Le film «Annatto», tricoté de la main de Fatima Boubakdy d’après son propre scénario, fait d’ores et déjà recette après avoir fait moisson de lauriers dans divers festivals.
Légende photo : Chaima Ait Belaasri dans le rôle de Jawaher. Une des singulières découvertes du meilleur tonneau qui faisait augurer d'un cru exceptionnel.
Par R. K. Houdaïfa
Il fut une ère durant laquelle les marchés des commerçants marocains étaient très répandus dans les grandes villes sénégalaises. Certains commerçants migrants étaient accompagnés de leurs épouses, d’autres ont contracté un «mariage de plaisir» à durée déterminée pour ne pas être tentés de fréquenter les maisons closes. C’est ainsi qu’Adnane (interprété par Abdellah Bensaid), un jeune commerçant, épouse temporairement Annatto (portée haut par l’inoxydable Nissia Benghazi), une métisse franco-sénégalaise, pendant son séjour au Sénégal. Sitôt, il se découvre en être vraiment amoureux et lui propose de rentrer avec lui au Maroc. Venue pour éduquer la petite Rita, Annatto se verra refusée et maltraitée par la famille d’Adnane. En plus d’être ballottée entre deux cultures, elle fera face à toutes sortes de défis et de violences inévitables : jalousie de Jawaher, racisme quotidien des servantes, incompréhension, intolérance, rejet, abandon, peur… Sa vie se transforme en souffrances périlleuses et interminables. Et pour vous spoiler: Annatto donnera naissance à des jumeaux; l'un blanc (un garçon) et l'autre noir (une fille).
«L’histoire transgresse la question du mariage de plaisir, de la polygamie et des rivalités entre deux femmes pour un homme (…) ‘Annatto’ est une histoire d'amour, d'identité, d’introspection et de réconciliation humaine», commente Fatima Boubakdy.

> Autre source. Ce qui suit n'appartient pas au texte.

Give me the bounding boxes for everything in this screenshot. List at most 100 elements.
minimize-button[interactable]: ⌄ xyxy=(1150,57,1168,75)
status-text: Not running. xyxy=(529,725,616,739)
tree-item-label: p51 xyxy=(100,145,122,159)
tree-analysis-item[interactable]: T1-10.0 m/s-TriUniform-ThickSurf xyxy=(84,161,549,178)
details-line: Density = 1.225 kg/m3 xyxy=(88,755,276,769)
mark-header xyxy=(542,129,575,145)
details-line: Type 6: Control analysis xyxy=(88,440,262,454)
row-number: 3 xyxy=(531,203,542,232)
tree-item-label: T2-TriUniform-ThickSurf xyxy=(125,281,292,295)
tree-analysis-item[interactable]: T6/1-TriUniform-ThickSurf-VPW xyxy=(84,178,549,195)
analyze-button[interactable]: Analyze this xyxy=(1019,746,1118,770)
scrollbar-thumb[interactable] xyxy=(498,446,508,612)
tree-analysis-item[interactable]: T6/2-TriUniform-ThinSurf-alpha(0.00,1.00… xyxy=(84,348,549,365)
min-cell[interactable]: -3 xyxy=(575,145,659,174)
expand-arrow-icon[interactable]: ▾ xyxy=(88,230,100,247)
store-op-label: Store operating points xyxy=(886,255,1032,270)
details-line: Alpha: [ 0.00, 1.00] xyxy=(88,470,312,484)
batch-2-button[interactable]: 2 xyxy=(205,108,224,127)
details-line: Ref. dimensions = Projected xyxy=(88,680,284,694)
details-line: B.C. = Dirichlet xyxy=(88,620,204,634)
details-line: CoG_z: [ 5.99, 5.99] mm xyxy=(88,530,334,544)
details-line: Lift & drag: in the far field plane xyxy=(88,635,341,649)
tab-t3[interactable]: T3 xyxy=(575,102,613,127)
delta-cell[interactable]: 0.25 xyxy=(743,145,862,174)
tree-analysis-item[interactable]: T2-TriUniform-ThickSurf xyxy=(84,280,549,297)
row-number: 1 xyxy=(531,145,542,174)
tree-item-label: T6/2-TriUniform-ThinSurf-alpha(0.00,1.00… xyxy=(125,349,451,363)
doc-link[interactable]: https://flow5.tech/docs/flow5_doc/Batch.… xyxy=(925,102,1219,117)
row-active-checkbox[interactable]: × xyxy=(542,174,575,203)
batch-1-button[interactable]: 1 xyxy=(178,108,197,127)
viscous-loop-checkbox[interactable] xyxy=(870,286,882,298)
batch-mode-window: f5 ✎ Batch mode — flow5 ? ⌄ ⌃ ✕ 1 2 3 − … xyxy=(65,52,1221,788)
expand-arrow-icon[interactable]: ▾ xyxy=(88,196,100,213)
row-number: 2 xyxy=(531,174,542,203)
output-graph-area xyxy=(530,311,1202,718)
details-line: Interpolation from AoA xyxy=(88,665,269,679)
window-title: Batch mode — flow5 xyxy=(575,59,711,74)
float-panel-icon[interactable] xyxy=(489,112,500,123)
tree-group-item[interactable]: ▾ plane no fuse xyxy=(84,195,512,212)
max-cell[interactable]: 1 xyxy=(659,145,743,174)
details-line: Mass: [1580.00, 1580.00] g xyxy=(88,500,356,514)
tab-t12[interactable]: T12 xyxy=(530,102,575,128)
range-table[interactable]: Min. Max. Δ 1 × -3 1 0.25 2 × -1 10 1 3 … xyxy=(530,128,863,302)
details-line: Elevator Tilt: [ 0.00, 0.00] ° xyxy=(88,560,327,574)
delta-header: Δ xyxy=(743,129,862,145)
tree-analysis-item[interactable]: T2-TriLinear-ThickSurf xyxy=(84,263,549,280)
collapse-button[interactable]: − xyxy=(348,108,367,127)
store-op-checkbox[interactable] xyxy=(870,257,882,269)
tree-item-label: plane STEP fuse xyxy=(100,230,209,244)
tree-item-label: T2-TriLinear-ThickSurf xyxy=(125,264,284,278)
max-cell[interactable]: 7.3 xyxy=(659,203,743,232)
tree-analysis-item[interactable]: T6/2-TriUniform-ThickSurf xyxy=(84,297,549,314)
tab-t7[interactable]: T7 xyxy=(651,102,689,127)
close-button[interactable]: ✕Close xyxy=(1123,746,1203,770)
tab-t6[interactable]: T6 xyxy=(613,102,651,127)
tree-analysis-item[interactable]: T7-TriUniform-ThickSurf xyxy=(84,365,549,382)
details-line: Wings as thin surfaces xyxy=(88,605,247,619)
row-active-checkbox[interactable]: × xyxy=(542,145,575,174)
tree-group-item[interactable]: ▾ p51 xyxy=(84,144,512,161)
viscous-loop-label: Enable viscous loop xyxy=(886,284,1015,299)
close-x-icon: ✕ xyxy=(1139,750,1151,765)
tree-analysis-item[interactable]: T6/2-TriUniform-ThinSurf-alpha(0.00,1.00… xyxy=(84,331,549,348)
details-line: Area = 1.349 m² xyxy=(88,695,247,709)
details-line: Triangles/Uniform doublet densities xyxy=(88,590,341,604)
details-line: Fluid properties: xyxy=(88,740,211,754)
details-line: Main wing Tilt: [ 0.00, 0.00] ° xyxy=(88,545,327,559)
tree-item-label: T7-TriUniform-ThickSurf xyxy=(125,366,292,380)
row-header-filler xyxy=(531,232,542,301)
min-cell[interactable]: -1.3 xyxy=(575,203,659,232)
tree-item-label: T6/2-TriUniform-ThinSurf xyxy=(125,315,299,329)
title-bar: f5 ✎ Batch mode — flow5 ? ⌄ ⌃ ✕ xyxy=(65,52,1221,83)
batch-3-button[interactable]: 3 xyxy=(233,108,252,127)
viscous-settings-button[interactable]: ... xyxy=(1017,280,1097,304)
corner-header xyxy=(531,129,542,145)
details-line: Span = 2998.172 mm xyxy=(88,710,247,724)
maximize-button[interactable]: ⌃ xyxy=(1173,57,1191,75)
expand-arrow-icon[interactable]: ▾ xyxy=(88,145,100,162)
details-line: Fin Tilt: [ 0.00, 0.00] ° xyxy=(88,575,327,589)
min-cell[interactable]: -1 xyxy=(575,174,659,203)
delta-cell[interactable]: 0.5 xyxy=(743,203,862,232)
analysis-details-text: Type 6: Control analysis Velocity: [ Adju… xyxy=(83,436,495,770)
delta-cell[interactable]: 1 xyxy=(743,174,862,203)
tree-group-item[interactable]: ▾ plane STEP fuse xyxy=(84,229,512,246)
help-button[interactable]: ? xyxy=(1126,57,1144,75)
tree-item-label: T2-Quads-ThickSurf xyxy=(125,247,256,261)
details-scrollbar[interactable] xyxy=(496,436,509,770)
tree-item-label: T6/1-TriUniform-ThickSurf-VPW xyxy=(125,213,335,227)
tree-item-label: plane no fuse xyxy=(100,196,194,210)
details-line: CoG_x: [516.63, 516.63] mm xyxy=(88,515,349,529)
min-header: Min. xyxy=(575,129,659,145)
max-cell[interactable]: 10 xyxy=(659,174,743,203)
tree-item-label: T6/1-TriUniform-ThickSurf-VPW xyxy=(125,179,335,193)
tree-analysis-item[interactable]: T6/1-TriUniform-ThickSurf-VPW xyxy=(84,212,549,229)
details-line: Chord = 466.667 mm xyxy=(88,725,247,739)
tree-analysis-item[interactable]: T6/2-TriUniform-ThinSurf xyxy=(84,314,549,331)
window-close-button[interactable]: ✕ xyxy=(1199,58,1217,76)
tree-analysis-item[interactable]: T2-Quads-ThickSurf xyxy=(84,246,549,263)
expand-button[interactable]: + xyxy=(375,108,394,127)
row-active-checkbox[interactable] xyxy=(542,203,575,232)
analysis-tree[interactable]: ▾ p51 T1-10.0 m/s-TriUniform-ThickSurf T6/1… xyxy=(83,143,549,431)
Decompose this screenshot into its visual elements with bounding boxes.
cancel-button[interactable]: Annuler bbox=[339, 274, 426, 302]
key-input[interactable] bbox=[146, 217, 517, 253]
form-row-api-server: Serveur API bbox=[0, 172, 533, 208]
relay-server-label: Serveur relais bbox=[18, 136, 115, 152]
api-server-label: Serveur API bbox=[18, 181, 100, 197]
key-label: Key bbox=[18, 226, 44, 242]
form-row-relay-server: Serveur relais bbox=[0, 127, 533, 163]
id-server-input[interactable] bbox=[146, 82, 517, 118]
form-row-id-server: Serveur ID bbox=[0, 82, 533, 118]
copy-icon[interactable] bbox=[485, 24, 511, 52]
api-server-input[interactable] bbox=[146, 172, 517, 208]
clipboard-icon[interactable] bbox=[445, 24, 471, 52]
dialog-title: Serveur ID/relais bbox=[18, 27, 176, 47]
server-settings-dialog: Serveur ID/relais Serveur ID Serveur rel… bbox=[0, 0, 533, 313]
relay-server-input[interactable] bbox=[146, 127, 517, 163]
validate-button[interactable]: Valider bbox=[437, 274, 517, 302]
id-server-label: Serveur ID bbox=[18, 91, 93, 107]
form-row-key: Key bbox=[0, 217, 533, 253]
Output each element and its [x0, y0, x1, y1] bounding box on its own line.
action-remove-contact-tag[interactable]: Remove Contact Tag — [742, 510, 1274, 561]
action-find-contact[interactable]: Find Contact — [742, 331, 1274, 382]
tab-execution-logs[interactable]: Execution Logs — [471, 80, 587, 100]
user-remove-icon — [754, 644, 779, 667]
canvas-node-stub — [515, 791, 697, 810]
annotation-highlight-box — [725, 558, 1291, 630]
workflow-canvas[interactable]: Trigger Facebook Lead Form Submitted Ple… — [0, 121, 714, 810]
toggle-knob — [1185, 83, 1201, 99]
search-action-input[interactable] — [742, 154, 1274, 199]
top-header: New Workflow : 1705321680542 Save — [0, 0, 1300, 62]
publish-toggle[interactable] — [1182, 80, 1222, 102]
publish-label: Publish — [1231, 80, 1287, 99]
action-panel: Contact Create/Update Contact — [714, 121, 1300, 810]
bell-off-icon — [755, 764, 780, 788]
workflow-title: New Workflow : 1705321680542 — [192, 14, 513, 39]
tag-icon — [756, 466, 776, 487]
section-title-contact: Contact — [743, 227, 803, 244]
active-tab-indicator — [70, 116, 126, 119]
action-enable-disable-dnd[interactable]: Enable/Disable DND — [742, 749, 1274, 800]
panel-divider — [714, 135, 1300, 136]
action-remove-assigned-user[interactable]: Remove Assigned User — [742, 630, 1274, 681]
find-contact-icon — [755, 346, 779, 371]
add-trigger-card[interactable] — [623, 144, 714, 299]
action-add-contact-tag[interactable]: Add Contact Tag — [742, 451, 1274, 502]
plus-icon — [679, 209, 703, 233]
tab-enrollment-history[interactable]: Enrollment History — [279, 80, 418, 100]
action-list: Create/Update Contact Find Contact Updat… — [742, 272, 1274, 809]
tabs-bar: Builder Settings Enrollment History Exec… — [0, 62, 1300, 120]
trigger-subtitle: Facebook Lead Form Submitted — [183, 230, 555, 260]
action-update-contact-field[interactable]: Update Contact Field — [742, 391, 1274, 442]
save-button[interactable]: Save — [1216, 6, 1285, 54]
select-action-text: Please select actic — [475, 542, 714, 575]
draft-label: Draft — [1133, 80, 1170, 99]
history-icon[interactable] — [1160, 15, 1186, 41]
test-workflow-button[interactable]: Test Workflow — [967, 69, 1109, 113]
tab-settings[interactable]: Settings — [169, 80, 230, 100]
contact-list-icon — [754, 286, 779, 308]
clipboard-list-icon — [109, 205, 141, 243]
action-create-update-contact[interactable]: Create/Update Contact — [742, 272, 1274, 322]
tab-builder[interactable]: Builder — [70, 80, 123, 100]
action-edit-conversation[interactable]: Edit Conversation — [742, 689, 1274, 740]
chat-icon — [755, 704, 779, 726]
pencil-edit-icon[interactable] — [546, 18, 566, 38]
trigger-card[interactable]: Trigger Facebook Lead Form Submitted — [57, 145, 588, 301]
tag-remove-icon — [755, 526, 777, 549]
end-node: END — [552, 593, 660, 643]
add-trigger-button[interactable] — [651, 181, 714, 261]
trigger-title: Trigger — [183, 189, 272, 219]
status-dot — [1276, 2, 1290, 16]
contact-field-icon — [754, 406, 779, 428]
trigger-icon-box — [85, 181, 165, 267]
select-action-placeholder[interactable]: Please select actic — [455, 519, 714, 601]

Le film attise notre curiosité
Voilà, en substance, la trame narrative de ce projet cinématographique surgi de l’imagination florissante de Fatima Boubakdy. L’auteure de tant de projets sur le patrimoine immatériel, notamment les contes populaires, n’a pas perdu son goût pour l’extravagant, sa poésie et sa folie jubilatoire. Nous avons été déconcertés, bousculés… mais délicatement. Avouons-le. On y trouve un univers graphique proprement happant. La qualité époustouflante des images et la magie de la lumière subjuguent. La caméra ne flâne pas, elle participe. Les costumes, quant à eux, sont magnifiques. Les maquillages tiennent de la magie. Et la gestuelle des acteurs est captivante au sens plein du terme. Une certaine élégance. Fatima a accompli à moitié sa mission. Les comédiens ont brillé de mille feux : Kenza Fridou, incarnant la féroce Kheira, se montre délicieusement survoltée; Chaimae Ait Belaasri, dans la peau de Jawaher – une guenon enamourée -, est d’une sensualité électrisante; Rita Farjia arbore magiquement la petite Rita… Et les nostalgiques retrouveront avec plaisir Souad Khouyi et Salah Eddine Benmoussa, qui campent ici les parents de Jawaher. L’ensemble est concentré, juste; quoique accusé de lenteur parfois, il est sans mièvres.
Avant de fixer ses pénates au Maroc, le film s’était offert une virée à travers quelques festivals, comme pour nous mettre en haleine. Partout où il s’est exhibé, il força l’admiration. En témoigne sa moisson de lauriers : grand prix Ecran D’or de la 25ème édition du festival Ecrans Noirs à Yaoundé, au Cameroun; Prix de la meilleure photographie et Prix de la meilleure conception de costumes. En outre, il a également été projeté en avant-première au cours de la 37ème édition du Festival méditerranéen d’Alexandrie.
Auréolé de tant de marques d’estime, «Annatto» pouvait, en toute confiance, se donner à voir au public marocain. Il fera indubitablement florès.
La critique, elle, habituellement prévenue défavorablement à l’égard des films marocains, rengaina son vitriol pour tremper sa plume dans le miel. Elle porta le film aux nues, à grand renfort d’épithètes laudateurs et de superlatifs emphatiques. Certains, même, sans doute emportés par leur enthousiasme, crièrent au génie. Ce qui nous paraît outrancier.
«Annatto» est un bon film, vibrant, qui palpite d’une vive émotion. Ce qui n’est pas mal.